To try answering myself:

It's because algebraic type problems are typically of the form "Prove algebraic equation E", where E is relatively easy to translate into Lean language.

Whereas combinatoric problem types are of the form "Prove some open-ended expression P" that even if translated into Lean, it's not clear where to start to connect it to axioms or the eventual problem solution.

If that’s an okay way to describe it, then AlphaProof’s language model, likely trained only on Lean statements (?), would have a tough time generating plausible next steps to combinatorial problems for MCTS to explore?

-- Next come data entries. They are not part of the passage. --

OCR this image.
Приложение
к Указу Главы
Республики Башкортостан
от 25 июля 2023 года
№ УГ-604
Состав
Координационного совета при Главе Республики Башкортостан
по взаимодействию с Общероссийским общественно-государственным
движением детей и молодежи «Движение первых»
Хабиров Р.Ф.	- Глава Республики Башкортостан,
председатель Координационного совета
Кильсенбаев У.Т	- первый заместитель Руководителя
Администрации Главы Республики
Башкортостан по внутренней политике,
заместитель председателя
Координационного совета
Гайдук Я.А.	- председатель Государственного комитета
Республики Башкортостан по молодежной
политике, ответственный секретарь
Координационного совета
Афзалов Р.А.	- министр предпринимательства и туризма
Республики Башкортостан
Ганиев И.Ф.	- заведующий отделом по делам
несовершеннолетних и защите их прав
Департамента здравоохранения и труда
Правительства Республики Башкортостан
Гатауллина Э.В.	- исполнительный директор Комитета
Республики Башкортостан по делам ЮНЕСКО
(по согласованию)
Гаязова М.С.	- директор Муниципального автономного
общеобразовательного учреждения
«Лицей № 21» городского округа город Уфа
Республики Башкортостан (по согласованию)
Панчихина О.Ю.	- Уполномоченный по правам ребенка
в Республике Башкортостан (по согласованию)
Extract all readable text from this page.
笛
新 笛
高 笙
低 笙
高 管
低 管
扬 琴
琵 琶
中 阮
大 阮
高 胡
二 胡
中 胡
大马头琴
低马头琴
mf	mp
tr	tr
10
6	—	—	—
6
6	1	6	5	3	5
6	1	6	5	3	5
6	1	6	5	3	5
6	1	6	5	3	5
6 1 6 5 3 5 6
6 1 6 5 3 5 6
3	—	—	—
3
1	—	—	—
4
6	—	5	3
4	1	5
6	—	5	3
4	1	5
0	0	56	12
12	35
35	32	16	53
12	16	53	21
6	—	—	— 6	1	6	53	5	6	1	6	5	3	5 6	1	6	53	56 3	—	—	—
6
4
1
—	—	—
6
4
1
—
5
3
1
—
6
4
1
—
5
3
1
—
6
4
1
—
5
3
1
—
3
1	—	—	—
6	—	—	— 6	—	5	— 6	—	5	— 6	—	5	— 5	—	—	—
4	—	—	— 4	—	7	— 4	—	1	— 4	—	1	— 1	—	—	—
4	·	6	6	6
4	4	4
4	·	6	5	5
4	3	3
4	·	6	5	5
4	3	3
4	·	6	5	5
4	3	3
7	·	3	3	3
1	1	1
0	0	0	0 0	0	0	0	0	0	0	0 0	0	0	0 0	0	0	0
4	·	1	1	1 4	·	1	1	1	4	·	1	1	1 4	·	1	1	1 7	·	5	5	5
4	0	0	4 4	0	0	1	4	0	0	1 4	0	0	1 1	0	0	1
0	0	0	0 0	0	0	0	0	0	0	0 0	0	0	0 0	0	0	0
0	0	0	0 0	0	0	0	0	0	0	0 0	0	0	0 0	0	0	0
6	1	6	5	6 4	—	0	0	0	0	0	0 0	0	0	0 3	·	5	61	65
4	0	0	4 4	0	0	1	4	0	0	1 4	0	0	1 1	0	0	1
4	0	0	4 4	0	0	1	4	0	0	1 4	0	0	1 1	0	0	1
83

That doesn’t mean the LM + MCTS architecture is bad though. It means the language model needs to be better at generating plausible next steps (sequence of tokens) with maybe a less axiomatic approach to evaluating the fitness of that step (less Lean reliance?).

bbconn 1 year ago

Yes you can get a 7/7 score for a combinatorics problem in IMO with a good amount of handwaving e.g. instead of formally describing a configuration of monsters in P5 of IMO 2024 you can get away with a few sentences that describes what you're doing. There's actually a decent amount of compression being done by using informal language, so I expect formal proofs of combinatorics problems to be significantly longer than formal proofs of algebra/number theory/geometry problems.
I should say that handwaving is also ok in other topics, but formalizing handwaving in other topics is easier.